In fact, a large (and rambling) literature addresses this important issue. As our course continues, I will introduce what seem to me to be some of the main messages that emerge. Here are some of the resources that I may mention. A natural place to start is with Holm (1979), but, unfortunately, that article is one for which I have no link.
It would be nice to have a simple survey or textbook presentation to get one started. The best that I have found on the web is the tutorial by Lee and Whitmore. Unfortunately, these slides don't come with a sound track, so you will need to fill in a few blanks. Let me know if you find a more suitble introduction.
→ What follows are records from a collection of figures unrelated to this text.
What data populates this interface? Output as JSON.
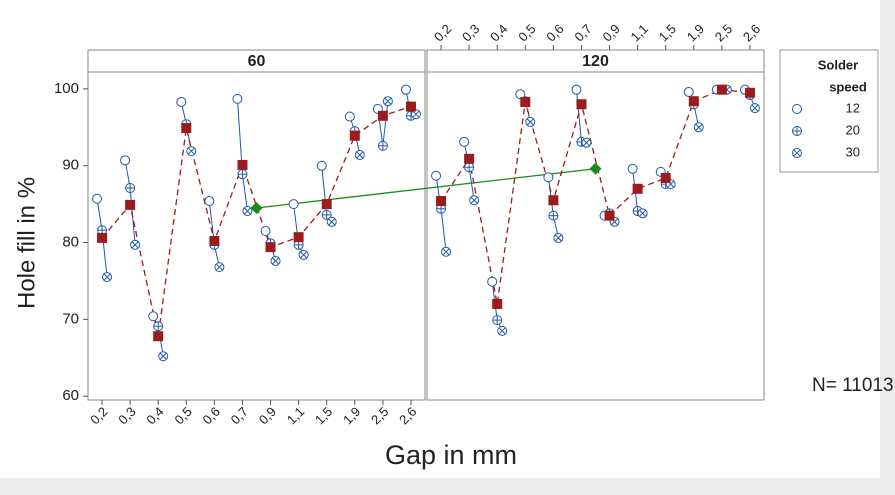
{
  "chart_data": {
    "type": "multi-vari",
    "x_label": "Gap in mm",
    "y_label": "Hole fill in %",
    "annotation": "N= 11013",
    "legend_title": [
      "Solder",
      "speed"
    ],
    "categories": [
      "0,2",
      "0,3",
      "0,4",
      "0,5",
      "0,6",
      "0,7",
      "0,9",
      "1,1",
      "1,5",
      "1,9",
      "2,5",
      "2,6"
    ],
    "ylim": [
      59.5,
      102.2
    ],
    "yticks": [
      60,
      70,
      80,
      90,
      100
    ],
    "point_color": "#1f5aa6",
    "mean_color": "#9b1c1c",
    "panel_mean_color": "#1a8c1a",
    "panels": [
      {
        "label": "60",
        "means": [
          80.6,
          84.9,
          67.8,
          94.9,
          80.2,
          90.1,
          79.4,
          80.7,
          85.0,
          93.9,
          96.5,
          97.7
        ],
        "overall_mean": 84.5
      },
      {
        "label": "120",
        "means": [
          85.4,
          90.9,
          72.0,
          98.3,
          85.5,
          98.0,
          83.5,
          87.0,
          88.4,
          98.4,
          99.9,
          99.5
        ],
        "overall_mean": 89.6
      }
    ],
    "series": [
      {
        "name": "12",
        "marker": "circle",
        "values": [
          [
            85.7,
            90.7,
            70.4,
            98.3,
            85.4,
            98.7,
            81.5,
            85.0,
            90.0,
            96.4,
            97.4,
            99.9
          ],
          [
            88.7,
            93.1,
            74.9,
            99.3,
            88.5,
            99.9,
            83.5,
            89.6,
            89.2,
            99.6,
            99.9,
            99.9
          ]
        ]
      },
      {
        "name": "20",
        "marker": "circle-plus",
        "values": [
          [
            81.6,
            87.1,
            69.1,
            95.4,
            79.7,
            88.9,
            79.9,
            79.7,
            83.6,
            94.5,
            92.6,
            96.5
          ],
          [
            84.4,
            89.8,
            69.9,
            98.4,
            83.5,
            93.1,
            83.8,
            84.1,
            87.6,
            98.0,
            99.9,
            99.2
          ]
        ]
      },
      {
        "name": "30",
        "marker": "circle-x",
        "values": [
          [
            75.5,
            79.7,
            65.2,
            91.9,
            76.8,
            84.1,
            77.6,
            78.4,
            82.7,
            91.4,
            98.4,
            96.7
          ],
          [
            78.8,
            85.5,
            68.5,
            95.7,
            80.6,
            93.0,
            82.7,
            83.8,
            87.6,
            95.0,
            99.9,
            97.5
          ]
        ]
      }
    ]
  }
}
The false discovery rate (FDR) is a notion that is closely tied up with the methodology for testing multiple hypotheses. Eventually I expect to develop a page that specifically addresses FDR. Another related topick is "data snooping," and issue that is an eternal part of the conversation when one considers trading strategies. Of the papers noted below, only Romano and Wolf (2005) explicity adress econometic concerns, but I am sure that there are further relevant resources.
Hommel (1988) seems like a sensible place to start if you get interested in these issues. Wright (1992) is also well written and gives a slightly shifted perspective. Marcus, Peritiz, and Gabriel (1976), which introduces the notion of a "closed set" of hypotheses, is warmly recommended by Bob Stine.
Holm, S. (1979) A Simple Sequentially Rejective Multiple Test Procedure, Scandinavian Journal of Statistics, 6, 65--70.
Wright, S. P. (1992) Adjusted P-Values for Simultaneous Inference, Biometics 48, 1005--1013.